Highlights & Insights¶
- First to identify and systematically solve the cross-window semantic inconsistency problem in sliding window inference.
- The three components (KVE, Proxy, Dynamic Normalization) work hierarchically: KVE provides global info \(\rightarrow\) Proxy eliminates local bias \(\rightarrow\) Dynamic Normalization handles scale variance.
- Entirely training-free with no extra parameters; can be plugged into existing methods to expand the receptive field.
- Uses the high-confidence token count as a free proxy signal for target scale, cleverly avoiding explicit scale estimation.
Limitations & Future Work¶
- Computational complexity for global KV extension is \(O(N \cdot LN)\), increasing attention overhead as the number of windows grows.
- Iterative construction of proxy anchors increases inference latency (though only 2 steps are required).
- \(\lambda_1, \lambda_2\) in dynamic normalization remain globally fixed; more refined adaptive strategies could yield further improvements.
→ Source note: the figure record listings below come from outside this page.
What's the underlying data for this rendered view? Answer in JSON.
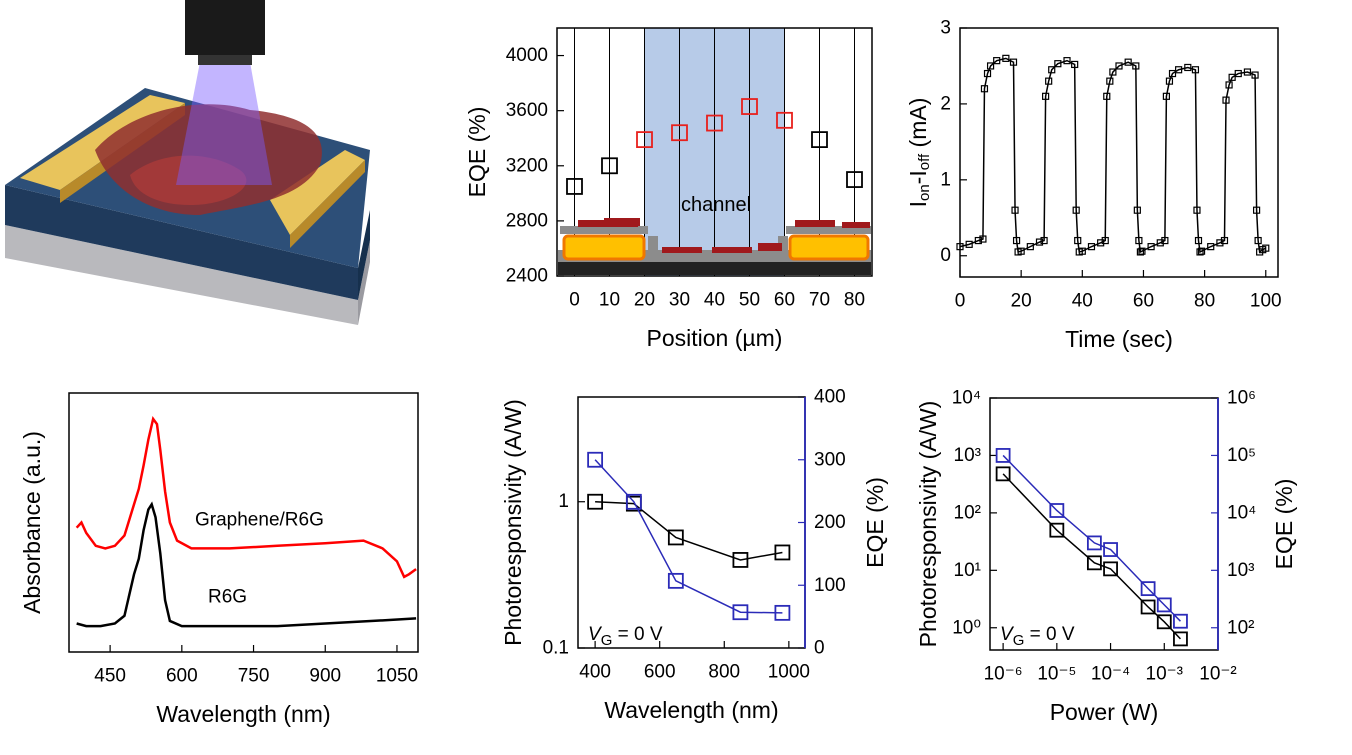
{
  "chart_data": [
    {
      "type": "scatter",
      "xlabel": "Position (µm)",
      "ylabel": "EQE (%)",
      "xlim": [
        -5,
        85
      ],
      "ylim": [
        2400,
        4200
      ],
      "xticks": [
        0,
        10,
        20,
        30,
        40,
        50,
        60,
        70,
        80
      ],
      "yticks": [
        2400,
        2800,
        3200,
        3600,
        4000
      ],
      "grid": "x",
      "span": {
        "x": [
          20,
          60
        ],
        "color": "#b7cbe8"
      },
      "annotation": "channel",
      "annotation_color": "#e8201c",
      "series": [
        {
          "color": "#000000",
          "marker": "square",
          "x": [
            0,
            10,
            70,
            80
          ],
          "values": [
            3050,
            3200,
            3390,
            3100
          ]
        },
        {
          "color": "#e8201c",
          "marker": "square",
          "x": [
            20,
            30,
            40,
            50,
            60
          ],
          "values": [
            3390,
            3440,
            3510,
            3630,
            3530
          ]
        }
      ]
    },
    {
      "type": "line",
      "xlabel": "Time (sec)",
      "ylabel_parts": [
        "I",
        "on",
        "-I",
        "off",
        " (mA)"
      ],
      "xlim": [
        0,
        104
      ],
      "ylim": [
        -0.28,
        3
      ],
      "xticks": [
        0,
        20,
        40,
        60,
        80,
        100
      ],
      "yticks": [
        0,
        1,
        2,
        3
      ],
      "series": [
        {
          "color": "#000000",
          "marker": "square",
          "line": true,
          "x": [
            0,
            3,
            6,
            7.5,
            8,
            9,
            10,
            12,
            15,
            17.5,
            18,
            18.5,
            19,
            20,
            23,
            26,
            27.5,
            28,
            29,
            30,
            32,
            35,
            37.5,
            38,
            38.5,
            39,
            40,
            43,
            46,
            47.5,
            48,
            49,
            50,
            52,
            55,
            57.5,
            58,
            58.5,
            59,
            59.5,
            62.5,
            65.5,
            67,
            67.5,
            68.5,
            69.5,
            71.5,
            74.5,
            77,
            77.5,
            78,
            78.5,
            79,
            82,
            85,
            86.5,
            87,
            88,
            89,
            91,
            94,
            96.5,
            97,
            97.5,
            98,
            99,
            100
          ],
          "values": [
            0.12,
            0.15,
            0.2,
            0.22,
            2.2,
            2.4,
            2.5,
            2.57,
            2.6,
            2.55,
            0.6,
            0.2,
            0.05,
            0.06,
            0.12,
            0.18,
            0.2,
            2.1,
            2.3,
            2.45,
            2.53,
            2.57,
            2.52,
            0.6,
            0.2,
            0.05,
            0.06,
            0.12,
            0.17,
            0.2,
            2.1,
            2.3,
            2.42,
            2.5,
            2.55,
            2.5,
            0.6,
            0.2,
            0.05,
            0.06,
            0.12,
            0.17,
            0.2,
            2.1,
            2.3,
            2.4,
            2.45,
            2.48,
            2.45,
            0.6,
            0.2,
            0.05,
            0.06,
            0.12,
            0.17,
            0.2,
            2.05,
            2.25,
            2.35,
            2.4,
            2.42,
            2.38,
            0.6,
            0.2,
            0.05,
            0.08,
            0.1
          ]
        }
      ]
    },
    {
      "type": "line",
      "xlabel": "Wavelength (nm)",
      "ylabel": "Absorbance (a.u.)",
      "xlim": [
        364,
        1094
      ],
      "ylim": [
        0,
        1
      ],
      "xticks": [
        450,
        600,
        750,
        900,
        1050
      ],
      "series": [
        {
          "name": "Graphene/R6G",
          "color": "#ff0000",
          "line": true,
          "x": [
            380,
            390,
            400,
            420,
            440,
            460,
            480,
            500,
            510,
            520,
            530,
            540,
            548,
            555,
            565,
            575,
            590,
            620,
            700,
            800,
            900,
            980,
            1020,
            1050,
            1065,
            1075,
            1090
          ],
          "values": [
            0.48,
            0.5,
            0.46,
            0.41,
            0.4,
            0.41,
            0.45,
            0.57,
            0.63,
            0.72,
            0.82,
            0.9,
            0.88,
            0.78,
            0.62,
            0.5,
            0.43,
            0.4,
            0.4,
            0.41,
            0.42,
            0.43,
            0.4,
            0.35,
            0.29,
            0.3,
            0.32
          ]
        },
        {
          "name": "R6G",
          "color": "#000000",
          "line": true,
          "x": [
            380,
            400,
            430,
            460,
            480,
            500,
            510,
            520,
            530,
            537,
            545,
            555,
            565,
            575,
            600,
            650,
            700,
            800,
            900,
            1000,
            1090
          ],
          "values": [
            0.11,
            0.1,
            0.1,
            0.11,
            0.14,
            0.3,
            0.36,
            0.47,
            0.55,
            0.57,
            0.52,
            0.38,
            0.2,
            0.12,
            0.1,
            0.1,
            0.1,
            0.1,
            0.11,
            0.12,
            0.13
          ]
        }
      ]
    },
    {
      "type": "scatter",
      "xlabel": "Wavelength (nm)",
      "ylabel": "Photoresponsivity (A/W)",
      "y2label": "EQE (%)",
      "y2color": "#2b2bb8",
      "xlim": [
        347,
        1050
      ],
      "ylim": [
        0.1,
        5.2
      ],
      "ylog": true,
      "y2lim": [
        0,
        400
      ],
      "xticks": [
        400,
        600,
        800,
        1000
      ],
      "yticks": [
        0.1,
        1
      ],
      "y2ticks": [
        0,
        100,
        200,
        300,
        400
      ],
      "annotation_parts": [
        "V",
        "G",
        " = 0 V"
      ],
      "series": [
        {
          "color": "#000000",
          "marker": "square",
          "line": true,
          "x": [
            400,
            520,
            650,
            850,
            980
          ],
          "values": [
            1.0,
            0.97,
            0.57,
            0.4,
            0.45
          ]
        },
        {
          "color": "#2b2bb8",
          "marker": "square",
          "line": true,
          "axis": "y2",
          "x": [
            400,
            520,
            650,
            850,
            980
          ],
          "values": [
            300,
            233,
            107,
            57,
            56
          ]
        }
      ]
    },
    {
      "type": "scatter",
      "xlabel": "Power (W)",
      "ylabel": "Photoresponsivity (A/W)",
      "y2label": "EQE (%)",
      "y2color": "#2b2bb8",
      "xlim": [
        5.7e-07,
        0.01
      ],
      "xlog": true,
      "ylim": [
        0.41,
        10000
      ],
      "ylog": true,
      "y2lim": [
        41,
        1000000
      ],
      "y2log": true,
      "xticks": [
        {
          "value": 1e-06,
          "label": "10⁻⁶"
        },
        {
          "value": 1e-05,
          "label": "10⁻⁵"
        },
        {
          "value": 0.0001,
          "label": "10⁻⁴"
        },
        {
          "value": 0.001,
          "label": "10⁻³"
        },
        {
          "value": 0.01,
          "label": "10⁻²"
        }
      ],
      "yticks": [
        {
          "value": 1,
          "label": "10⁰"
        },
        {
          "value": 10,
          "label": "10¹"
        },
        {
          "value": 100,
          "label": "10²"
        },
        {
          "value": 1000,
          "label": "10³"
        },
        {
          "value": 10000,
          "label": "10⁴"
        }
      ],
      "y2ticks": [
        {
          "value": 100,
          "label": "10²"
        },
        {
          "value": 1000,
          "label": "10³"
        },
        {
          "value": 10000,
          "label": "10⁴"
        },
        {
          "value": 100000,
          "label": "10⁵"
        },
        {
          "value": 1000000,
          "label": "10⁶"
        }
      ],
      "annotation_parts": [
        "V",
        "G",
        " = 0 V"
      ],
      "series": [
        {
          "color": "#000000",
          "marker": "square",
          "line": true,
          "x": [
            1e-06,
            1e-05,
            5e-05,
            0.0001,
            0.0005,
            0.001,
            0.002
          ],
          "values": [
            478,
            50,
            13.5,
            10.6,
            2.3,
            1.27,
            0.64
          ]
        },
        {
          "color": "#2b2bb8",
          "marker": "square",
          "line": true,
          "axis": "y2",
          "x": [
            1e-06,
            1e-05,
            5e-05,
            0.0001,
            0.0005,
            0.001,
            0.002
          ],
          "values": [
            100000,
            11000,
            3000,
            2300,
            480,
            250,
            130
          ]
        }
      ]
    }
  ]
}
- Limited gains on datasets with extreme category counts like ADE20K, possibly requiring more granular category-aware mechanisms.
Related Work & Insights¶
- The proxy attention mechanism of ProxyCLIP serves as the direct foundation; GLA-CLIP extends it from single-window to global scope.
- Mean-shift clustering concepts are applied to build proxy anchors, applicable to other scenarios requiring cross-regional semantic consistency.
- Training-free OVSS is becoming a vibrant direction, avoiding the need for training data and risks of overfitting.
Rating¶
- Novelty: ⭐⭐⭐⭐ Systematically addresses the overlooked window inconsistency problem.
- Experimental Thoroughness: ⭐⭐⭐⭐⭐ 8 datasets, multiple baseline integrations, and detailed ablation/visual analysis.
- Writing Quality: ⭐⭐⭐⭐⭐ Clear motivation, precise problem definition (BER metric), and rigorous method derivation.
- Value: ⭐⭐⭐⭐ A generic plug-and-play solution that advances the training-free OVSS field.